9. Self-Drying Brakes: In rainy conditions, cars with wet brakes take longer to stop. Self-drying systems intermittently brake very lightly every few seconds in wet conditions, whisking water away from the disc rotors.
10. Emergency Braking Assist: The system can sense how hard you press on the brake pedal; if extra force is detected, the brakes get a boost, giving you even more emergency stopping power.
11. Heads-Up Display: Ever find yourself glancing away from the road to check your speed or change the radio station? Heads-up display projects information such as your speed onto the windshield, reducing the need to take your eyes off the road.
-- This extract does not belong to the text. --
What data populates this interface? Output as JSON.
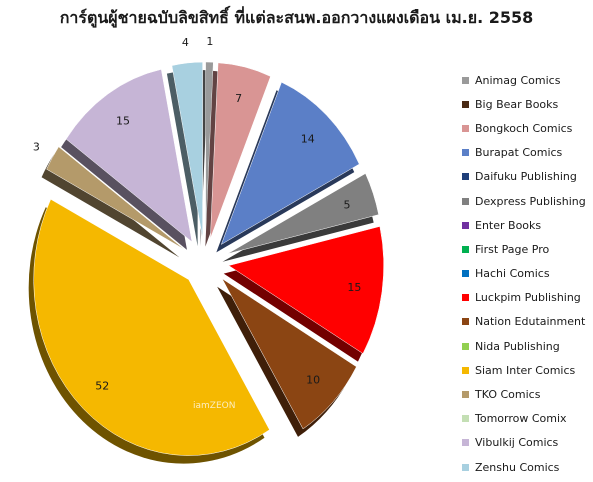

12. Adaptive Headlights: By illuminating the path your car will follow, adaptive headlights can reduce the chance of a surprise around the corner. Automotive pioneer Preston Tucker had the idea way back in 1948, but it's only recently been perfected. The lights also automatically level, adjusting for dips and rises in the road.
13. Tire Pressure Monitoring Systems: Basic tire pressure monitoring systems sound an alarm or provide some other alert if a tire is low or suddenly losing pressure. More sophisticated systems tell you exactly how much air is in each tire.
14. Hill Start Assist: For manual transmission drivers who get nervous going uphill, hill start assist gives you a few more seconds to get on the gas and let out the clutch. It's available for incline-anxious automatic transmission owners as well.